Oxford lecturer Diana Morgan is an expert on Greek mythology. Her obsession with the Amazons started in childhood when her eccentric grandmother claimed to be one herself—before vanishing without a trace. Diana’s colleagues shake their heads at her Amazon fixation. But then a mysterious, well-financed foundation makes Diana an offer she cannot refuse.

Traveling to North Africa, Diana teams up with Nick Barran, an enigmatic Middle Eastern guide, and begins deciphering an unusual inscription on the wall of a recently unearthed temple. There she discovers the name of the first Amazon queen, Myrina, who crossed the Mediterranean in a heroic attempt to liberate her kidnapped sisters from Greek pirates, only to become embroiled in the most famous conflict of the ancient world—the Trojan War. Taking their cue from the inscription, Diana and Nick set out to find the fabled treasure that Myrina and her Amazon sisters salvaged from the embattled city of Troy so long ago. Diana doesn’t know the nature of the treasure, but she does know that someone is shadowing her, and that Nick has a sinister agenda of his own. With danger lurking at every turn, and unsure of whom to trust, Diana finds herself on a daring and dangerous quest for truth that will forever change her world.

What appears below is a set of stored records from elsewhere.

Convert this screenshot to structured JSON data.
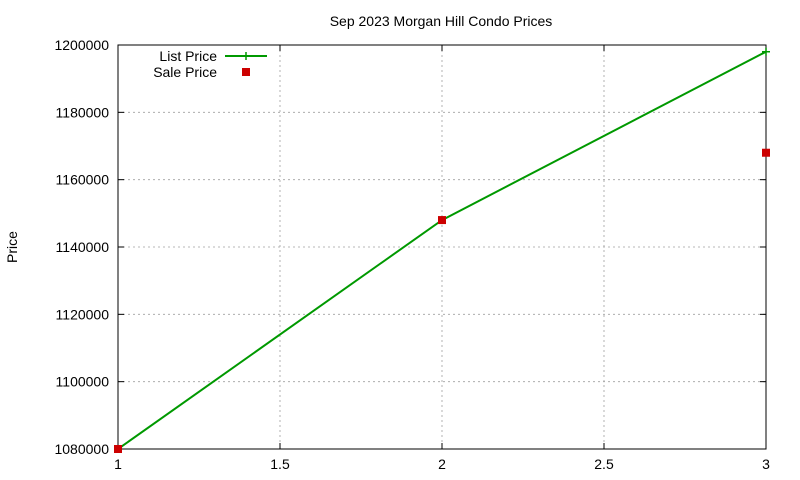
{
  "chart_data": {
    "type": "line",
    "title": "Sep 2023 Morgan Hill Condo Prices",
    "xlabel": "",
    "ylabel": "Price",
    "xlim": [
      1,
      3
    ],
    "ylim": [
      1080000,
      1200000
    ],
    "x_ticks": [
      1,
      1.5,
      2,
      2.5,
      3
    ],
    "x_tick_labels": [
      "1",
      "1.5",
      "2",
      "2.5",
      "3"
    ],
    "y_ticks": [
      1080000,
      1100000,
      1120000,
      1140000,
      1160000,
      1180000,
      1200000
    ],
    "y_tick_labels": [
      "1080000",
      "1100000",
      "1120000",
      "1140000",
      "1160000",
      "1180000",
      "1200000"
    ],
    "grid": true,
    "legend_position": "top-left",
    "series": [
      {
        "name": "List Price",
        "style": "line-points",
        "marker": "plus",
        "color": "#009900",
        "x": [
          1,
          2,
          3
        ],
        "y": [
          1080000,
          1148000,
          1198000
        ]
      },
      {
        "name": "Sale Price",
        "style": "points",
        "marker": "square",
        "color": "#cc0000",
        "x": [
          1,
          2,
          3
        ],
        "y": [
          1080000,
          1148000,
          1168000
        ]
      }
    ]
  }
}
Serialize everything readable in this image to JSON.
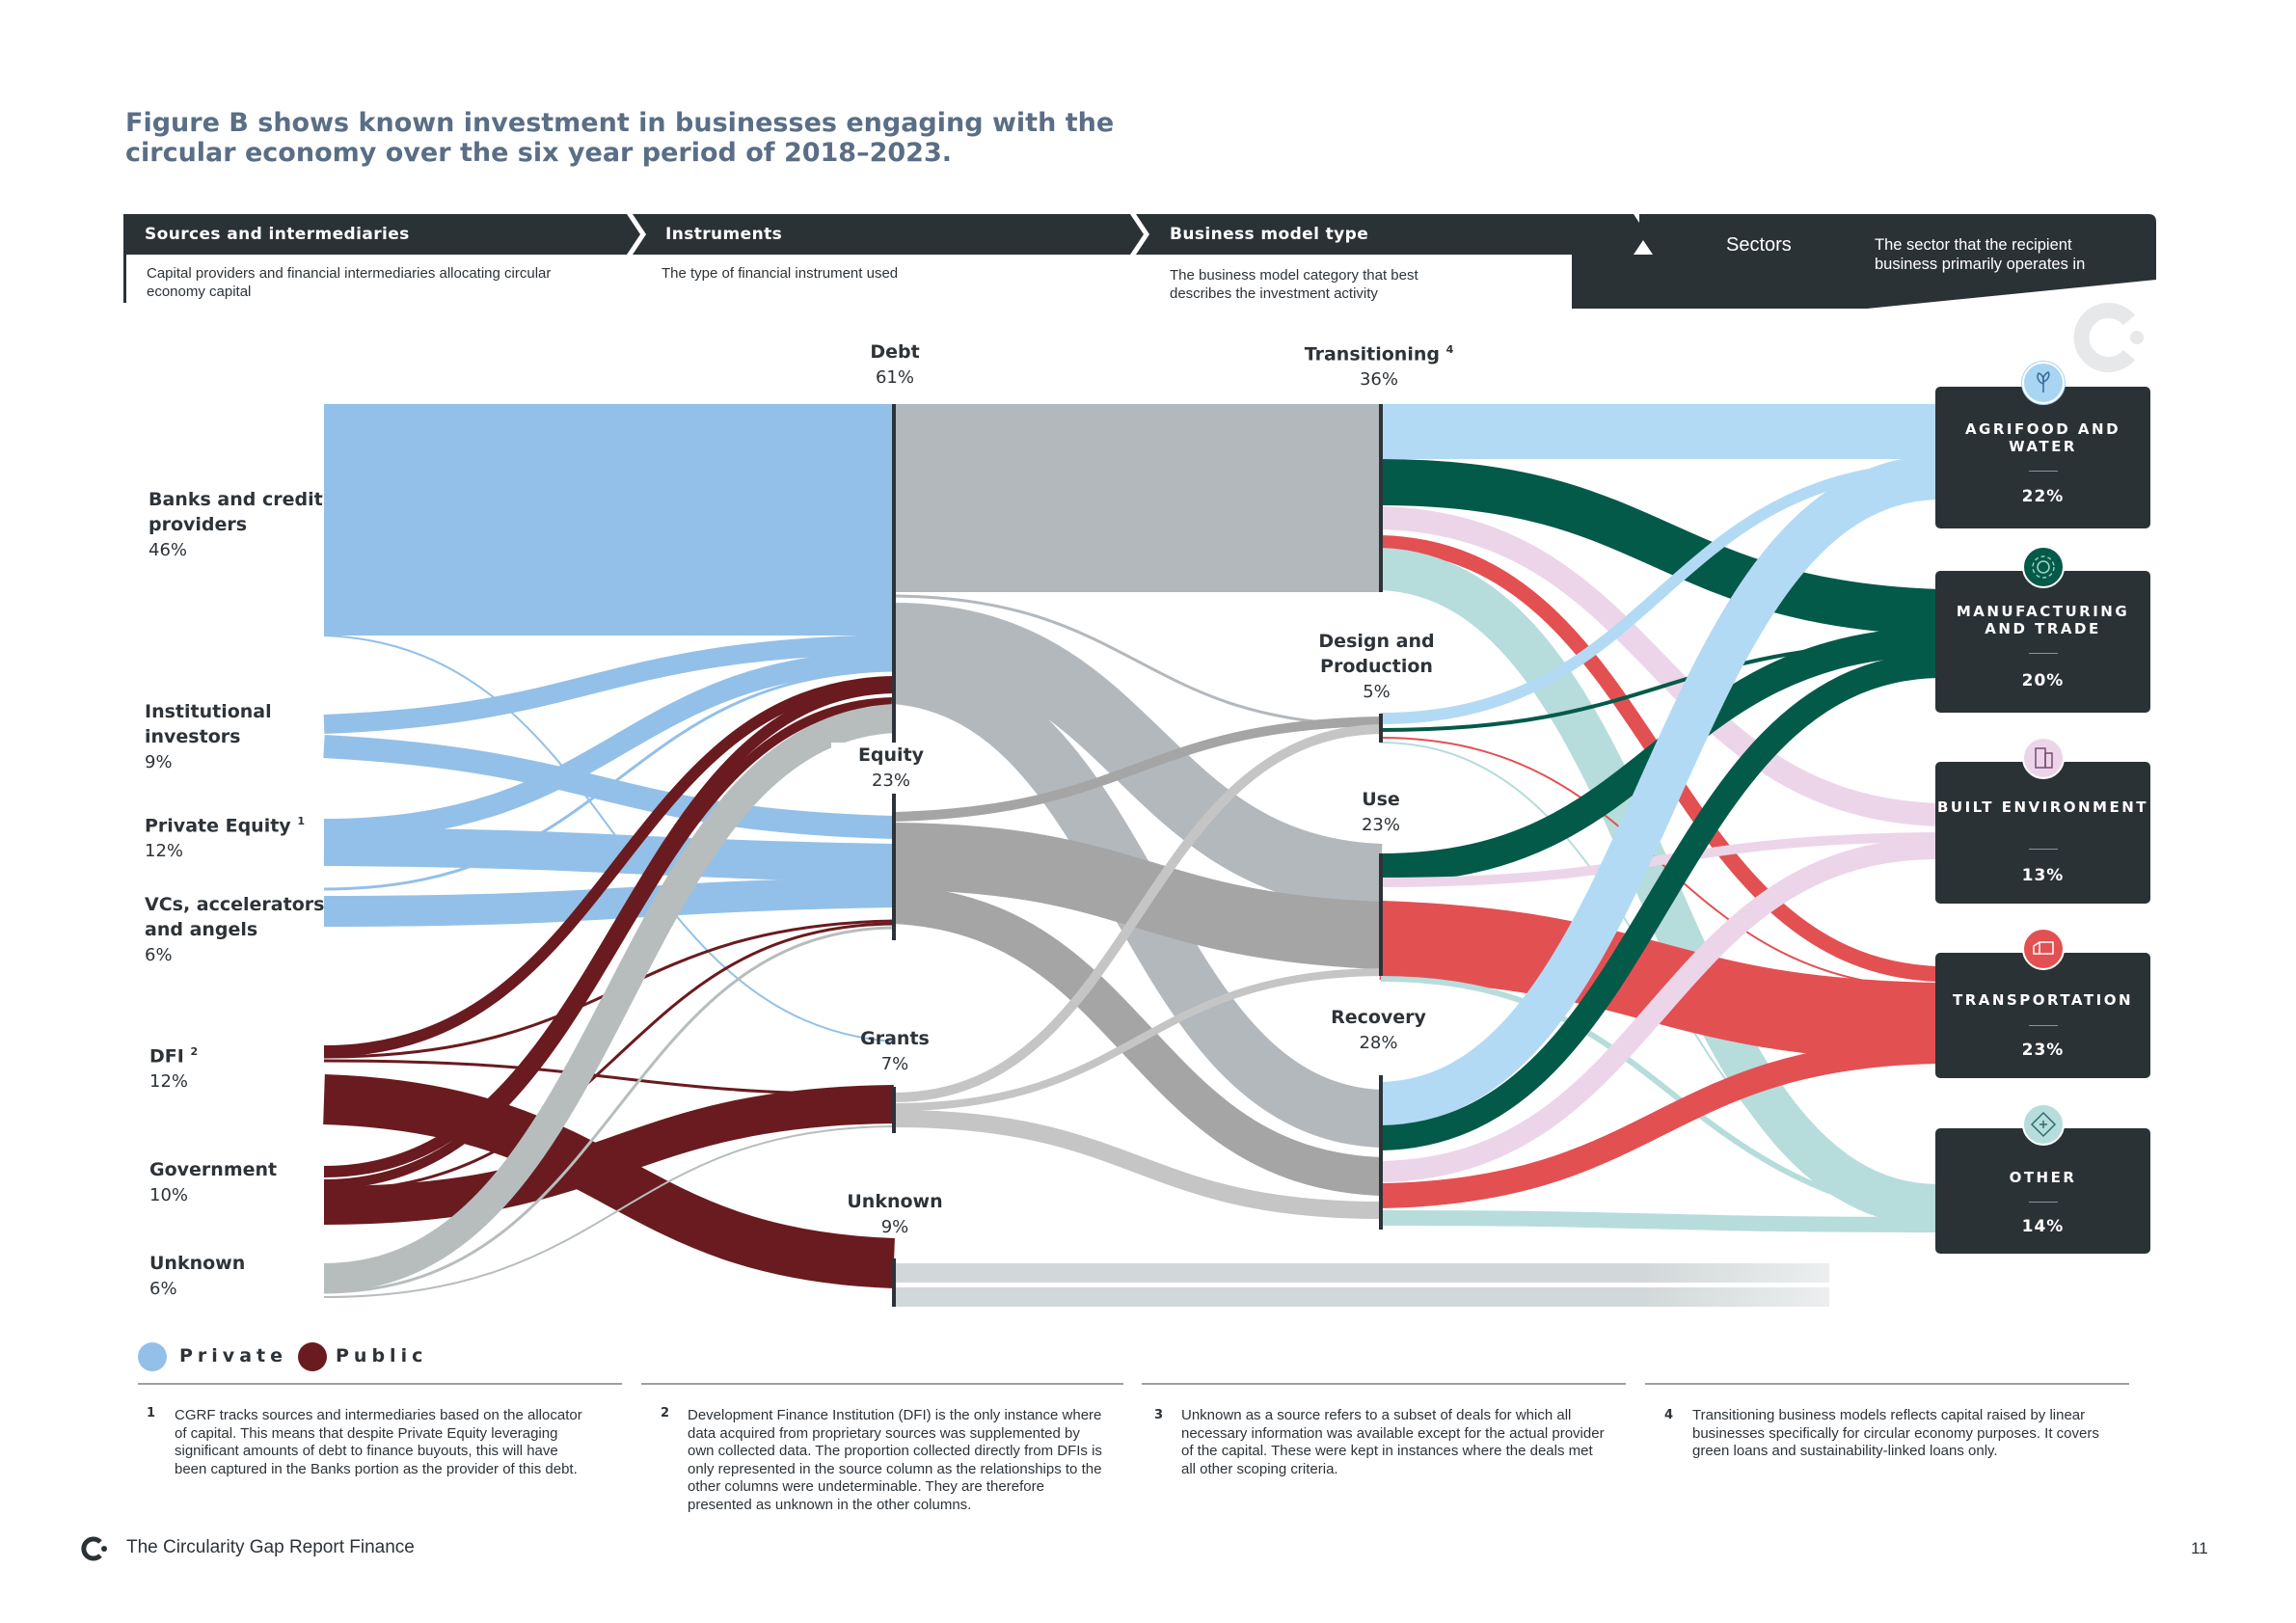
{
  "title": "Figure B shows known investment in businesses engaging with the circular economy over the six year period of 2018–2023.",
  "headers": [
    {
      "label": "Sources and intermediaries",
      "desc": "Capital providers and financial intermediaries allocating circular economy capital"
    },
    {
      "label": "Instruments",
      "desc": "The type of financial instrument used"
    },
    {
      "label": "Business model type",
      "desc": "The business model category that best describes the investment activity"
    },
    {
      "label": "Sectors",
      "desc": "The sector that the recipient business primarily operates in"
    }
  ],
  "sources": [
    {
      "name": "Banks and credit providers",
      "pct": "46%"
    },
    {
      "name": "Institutional investors",
      "pct": "9%"
    },
    {
      "name": "Private Equity",
      "sup": "1",
      "pct": "12%"
    },
    {
      "name": "VCs, accelerators and angels",
      "pct": "6%"
    },
    {
      "name": "DFI",
      "sup": "2",
      "pct": "12%"
    },
    {
      "name": "Government",
      "pct": "10%"
    },
    {
      "name": "Unknown",
      "pct": "6%"
    }
  ],
  "instruments": [
    {
      "name": "Debt",
      "pct": "61%"
    },
    {
      "name": "Equity",
      "pct": "23%"
    },
    {
      "name": "Grants",
      "pct": "7%"
    },
    {
      "name": "Unknown",
      "pct": "9%"
    }
  ],
  "business_models": [
    {
      "name": "Transitioning",
      "sup": "4",
      "pct": "36%"
    },
    {
      "name": "Design and Production",
      "pct": "5%"
    },
    {
      "name": "Use",
      "pct": "23%"
    },
    {
      "name": "Recovery",
      "pct": "28%"
    }
  ],
  "sectors": [
    {
      "name": "AGRIFOOD AND WATER",
      "pct": "22%",
      "icon": "leaf-icon",
      "color": "#a8d5f2"
    },
    {
      "name": "MANUFACTURING AND TRADE",
      "pct": "20%",
      "icon": "gear-icon",
      "color": "#045a49"
    },
    {
      "name": "BUILT ENVIRONMENT",
      "pct": "13%",
      "icon": "building-icon",
      "color": "#ecd5e9"
    },
    {
      "name": "TRANSPORTATION",
      "pct": "23%",
      "icon": "truck-icon",
      "color": "#e35052"
    },
    {
      "name": "OTHER",
      "pct": "14%",
      "icon": "diamond-plus-icon",
      "color": "#b7dcdc"
    }
  ],
  "legend": [
    {
      "label": "Private",
      "color": "#8fbfe7"
    },
    {
      "label": "Public",
      "color": "#6a1b1f"
    }
  ],
  "footnotes": [
    {
      "num": "1",
      "text": "CGRF tracks sources and intermediaries based on the allocator of capital. This means that despite Private Equity leveraging significant amounts of debt to finance buyouts, this will have been captured in the Banks portion as the provider of this debt."
    },
    {
      "num": "2",
      "text": "Development Finance Institution (DFI) is the only instance where data acquired from proprietary sources was supplemented by own collected data. The proportion collected directly from DFIs is only represented in the source column as the relationships to the other columns were undeterminable. They are therefore presented as unknown in the other columns."
    },
    {
      "num": "3",
      "text": "Unknown as a source refers to a subset of deals for which all necessary information was available except for the actual provider of the capital. These were kept in instances where the deals met all other scoping criteria."
    },
    {
      "num": "4",
      "text": "Transitioning business models reflects capital raised by linear businesses specifically for circular economy purposes. It covers green loans and sustainability-linked loans only."
    }
  ],
  "footer": {
    "report": "The Circularity Gap Report Finance",
    "page": "11"
  }
}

Sweeping from England to North Africa to Greece and the ruins of ancient Troy, and navigating between present and past, The Lost Sisterhood is a breathtaking, passionate adventure of two women on parallel journeys, separated by time, who must fight to keep the lives and legacy of the Amazons from being lost forever. From the author of the New York Times bestseller Juliet comes a mesmerizing novel about a young scholar who risks her reputation—and her life—on a thrilling journey to prove that the legendary warrior women known as the Amazons actually existed.
 

Though Diana was a professor and supposedly a grown woman, I found her to be somewhat weak and immature as a character, and it bothered me that she needed rescuing so often, when she should have been able to protect herself. I was much more enamored of Myrina, the "amazon" warrior who kicks butt repeatedly and is heroic and smart. Still, the historical mystery of what happened to the amazons, where they were from, where they traveled to, what their secrets and treasures were was all captivating and kept me glued to the novel for hours. I disliked the lying, cheating, stealing Nick, the Iranian that Diana falls in love with, but the English lord that she had a childhood crush on was such a manipulative, evil jerk that if Diana wanted romance she didn't have a lot of choices. But, as I said, the history of the amazons makes it all worthwhile. A solid B+, and I'd recommend this novel to those who enjoyed Mosses "Labyrinth" and MJ Roses Reincarnationist novels.